Limites entre a liberdade de expressão e o politicamente correto

Enviada em 19/09/2019

Brás Cubas, o defunto-autor de Machado de Assis, diz, em suas “Memórias Póstumas” que não teria filhos, a fim de nunca ter de esclarecer os legados das misérias humanas. Analogamente, o relacionamento tóxico entre as pessoas da atual sociedade e a falta de responsabilidade com as próprias palavras, enquadram-se no posicionamento da personagem, uma vez que se constituem como desafios a serem superados para estabelecer os limites entre a liberdade de expressão e o politicamente correto. Assim, é necessário discutir os aspectos sociais da questão, em prol do bem-estar social.
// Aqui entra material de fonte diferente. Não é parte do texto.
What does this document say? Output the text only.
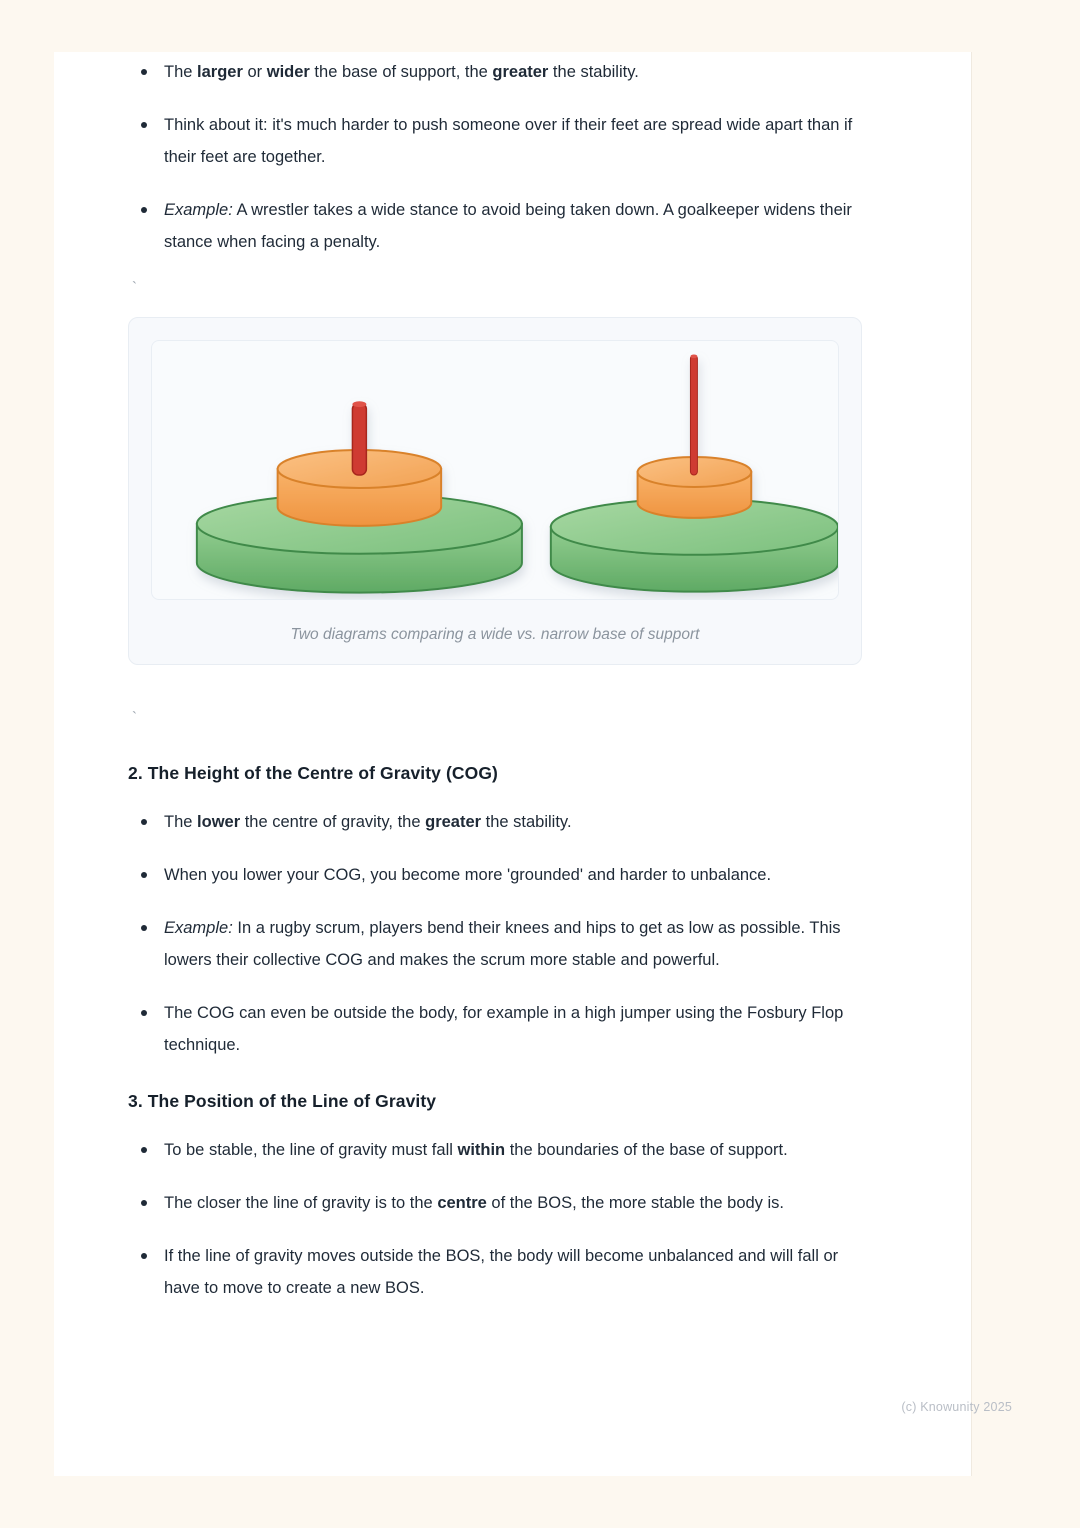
The larger or wider the base of support, the greater the stability.
Think about it: it's much harder to push someone over if their feet are spread wide apart than if their feet are together.
Example: A wrestler takes a wide stance to avoid being taken down. A goalkeeper widens their stance when facing a penalty.
`
Two diagrams comparing a wide vs. narrow base of support
`
2. The Height of the Centre of Gravity (COG)
The lower the centre of gravity, the greater the stability.
When you lower your COG, you become more 'grounded' and harder to unbalance.
Example: In a rugby scrum, players bend their knees and hips to get as low as possible. This lowers their collective COG and makes the scrum more stable and powerful.
The COG can even be outside the body, for example in a high jumper using the Fosbury Flop technique.
3. The Position of the Line of Gravity
To be stable, the line of gravity must fall within the boundaries of the base of support.
The closer the line of gravity is to the centre of the BOS, the more stable the body is.
If the line of gravity moves outside the BOS, the body will become unbalanced and will fall or have to move to create a new BOS.
(c) Knowunity 2025
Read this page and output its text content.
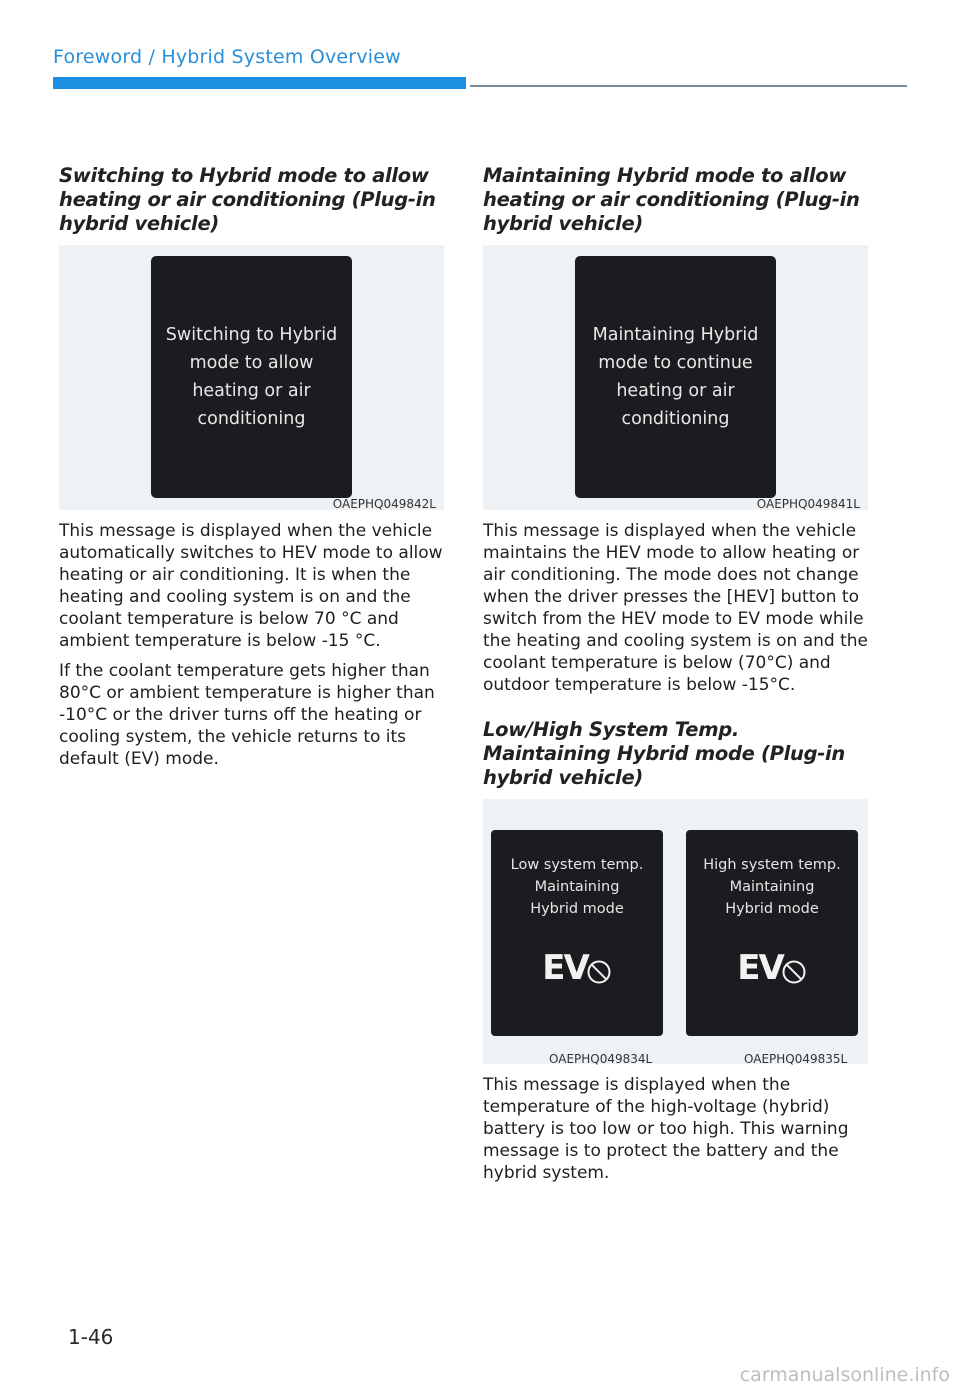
Foreword / Hybrid System Overview
Switching to Hybrid mode to allow heating or air conditioning (Plug-in hybrid vehicle)
Switching to Hybrid mode to allow heating or air conditioning
OAEPHQ049842L

This message is displayed when the vehicle automatically switches to HEV mode to allow heating or air conditioning. It is when the heating and cooling system is on and the coolant temperature is below 70 °C and ambient temperature is below -15 °C.

If the coolant temperature gets higher than 80°C or ambient temperature is higher than -10°C or the driver turns off the heating or cooling system, the vehicle returns to its default (EV) mode.

Maintaining Hybrid mode to allow heating or air conditioning (Plug-in hybrid vehicle)
Maintaining Hybrid mode to continue heating or air conditioning
OAEPHQ049841L

This message is displayed when the vehicle maintains the HEV mode to allow heating or air conditioning. The mode does not change when the driver presses the [HEV] button to switch from the HEV mode to EV mode while the heating and cooling system is on and the coolant temperature is below (70°C) and outdoor temperature is below -15°C.

Low/High System Temp. Maintaining Hybrid mode (Plug-in hybrid vehicle)
Low system temp.
Maintaining
Hybrid mode
EV
High system temp.
Maintaining
Hybrid mode
EV
OAEPHQ049834L	OAEPHQ049835L

This message is displayed when the temperature of the high-voltage (hybrid) battery is too low or too high. This warning message is to protect the battery and the hybrid system.

1-46
carmanualsonline.info
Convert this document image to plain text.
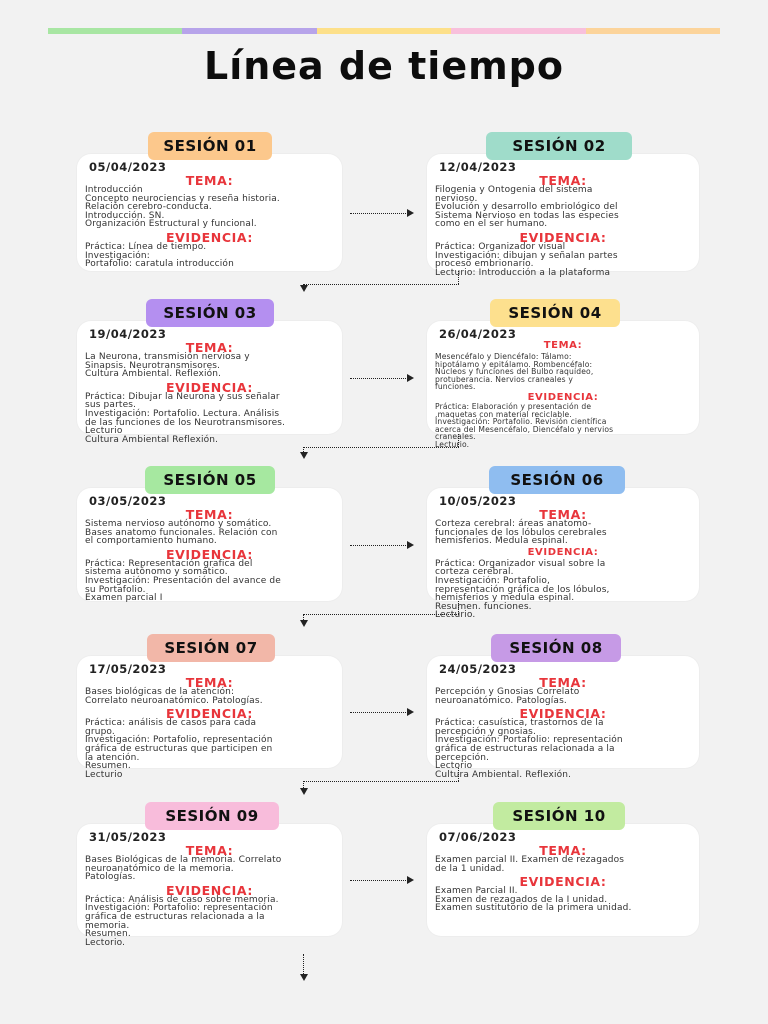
Línea de tiempo
SESIÓN 01
05/04/2023
TEMA:
Introducción
Concepto neurociencias y reseña historia.
Relación cerebro-conducta.
Introducción. SN.
Organización Estructural y funcional.
EVIDENCIA:
Práctica: Línea de tiempo.
Investigación:
Portafolio: caratula introducción
SESIÓN 02
12/04/2023
TEMA:
Filogenia y Ontogenia del sistema
nervioso.
Evolución y desarrollo embriológico del
Sistema Nervioso en todas las especies
como en el ser humano.
EVIDENCIA:
Práctica: Organizador visual
Investigación: dibujan y señalan partes
proceso embrionario.
Lecturio: Introducción a la plataforma
SESIÓN 03
19/04/2023
TEMA:
La Neurona, transmisión nerviosa y
Sinapsis. Neurotransmisores.
Cultura Ambiental. Reflexión.
EVIDENCIA:
Práctica: Dibujar la Neurona y sus señalar
sus partes.
Investigación: Portafolio. Lectura. Análisis
de las funciones de los Neurotransmisores.
Lecturio
Cultura Ambiental Reflexión.
SESIÓN 04
26/04/2023
TEMA:
Mesencéfalo y Diencéfalo: Tálamo:
hipotálamo y epitálamo. Rombencéfalo:
Núcleos y funciones del Bulbo raquídeo,
protuberancia. Nervios craneales y
funciones.
EVIDENCIA:
Práctica: Elaboración y presentación de
,maquetas con material reciclable.
Investigación: Portafolio. Revisión científica
acerca del Mesencéfalo, Diencéfalo y nervios
craneales.
Lecturio.
SESIÓN 05
03/05/2023
TEMA:
Sistema nervioso autónomo y somático.
Bases anatomo funcionales. Relación con
el comportamiento humano.
EVIDENCIA:
Práctica: Representación grafica del
sistema autónomo y somático.
Investigación: Presentación del avance de
su Portafolio.
Examen parcial I
SESIÓN 06
10/05/2023
TEMA:
Corteza cerebral: áreas anatomo-
funcionales de los lóbulos cerebrales
hemisferios. Medula espinal.
EVIDENCIA:
Práctica: Organizador visual sobre la
corteza cerebral.
Investigación: Portafolio,
representación gráfica de los lóbulos,
hemisferios y medula espinal.
Resumen. funciones.
Lecturio.
SESIÓN 07
17/05/2023
TEMA:
Bases biológicas de la atención:
Correlato neuroanatómico. Patologías.
EVIDENCIA:
Práctica: análisis de casos para cada
grupo.
Investigación: Portafolio, representación
gráfica de estructuras que participen en
la atención.
Resumen.
Lecturio
SESIÓN 08
24/05/2023
TEMA:
Percepción y Gnosias Correlato
neuroanatómico. Patologías.
EVIDENCIA:
Práctica: casuística, trastornos de la
percepción y gnosias.
Investigación: Portafolio: representación
gráfica de estructuras relacionada a la
percepción.
Lectorio
Cultura Ambiental. Reflexión.
SESIÓN 09
31/05/2023
TEMA:
Bases Biológicas de la memoria. Correlato
neuroanatómico de la memoria.
Patologías.
EVIDENCIA:
Práctica: Análisis de caso sobre memoria.
Investigación: Portafolio: representación
gráfica de estructuras relacionada a la
memoria.
Resumen.
Lectorio.
SESIÓN 10
07/06/2023
TEMA:
Examen parcial II. Examen de rezagados
de la 1 unidad.
EVIDENCIA:
Examen Parcial II.
Examen de rezagados de la I unidad.
Examen sustitutorio de la primera unidad.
A priori, é importante destacar como é o comportamento das relações interpessoais na contemporaneidade. Segundo Zygmunt Bauman, sociólogo polonês, a falta de solidez nas relações pessoais é característica da “Modernidade Líquida” vivida do século XXI. Em resumo, com a falta de consistência na sociedade atual as pessoas tornaram-se inconscientes do poder que seus atos tem para afetar negativamente a vida de outros indivíduos. Nesse sentido, o ser humano, ao acreditar que está dentro do limite de sua liberdade de expressão não percebe que está ofendendo outro indivíduo ou até mesmo um grupo de pessoas. Desse modo, fica evidente a urgência para que a sociedade compreenda o limite entre oque é a liberdade de expressão e aquilo que fere a integridade moral alheia.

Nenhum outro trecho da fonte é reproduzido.